What was once the old Delta Towers/Grand Palace building was imploded on Sunday to make room for the new Charity Hospital and new Veterans Affairs Hospital as part of the University Medical Center of Louisiana at New Orleans, which is expected to cost more than $2 billion and be funded by state general funds and other capital financing.
"That building’s [Delta Tower/Grand Palace] been a blight on the city for a long time,” said New Orleans Mayor Mitch Landrieu in a statement. “To have it come down to make way for a medical complex which is going to be the economic development anchor for the city; it’s just spectacular."
The new hospital complex is being built to replace the old Charity Hospital, which was closed after Hurricane Katrina flooded parts of the building.
"First of all it’s going to be a great anchor for medical research and medical care and information technology going forward,” said Landrieu in a statement. “It’s going to be a huge economic anchor for the whole state.”
The medical center will house medical, dental, allied health education, 21st century health care and bioscience research; and will anchor other training schools like Louisiana State University, Tulane, Dillard, Xavier, Southern University of New Orleans, Delgado and more.
The 424-bed facility will also provide trauma services in addition to the diagnostic and treatment areas. A cancer program will include radiation therapy and a chemotherapy clinic; outpatient surgery; outpatient imaging and rehabilitation services.
The UMC is being designed to meet an unknown projected growth rate for patient volumes and clinical needs in addition to medical education for the state.

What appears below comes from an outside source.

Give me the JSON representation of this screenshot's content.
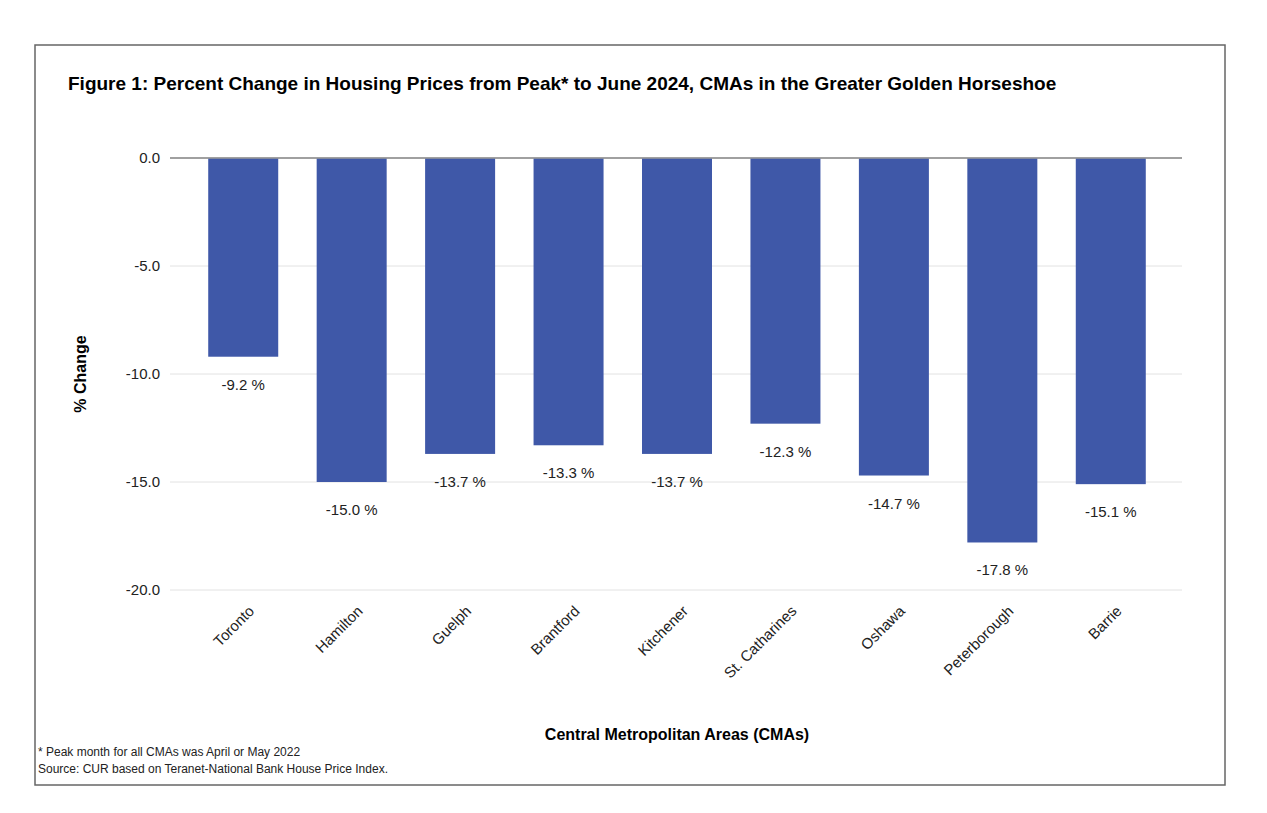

The structure will be built with structural steel and designed to meet flood-resistant construction standards with the first floors 22 feet above sea level. Emergency back-up power and other storm-proofing technology will allow the center to withstand up to category three hurricanes in addition to nuclear or biological accidents, tornados, fires, radiation hazards, physical attacks, and chemical and biological hazards.
A tentative completion date is set for the end of 2013, though the possibility of an extension is expected due to a long delay regarding permitting issues and hazardous materials found inside the structure before the site was demolished.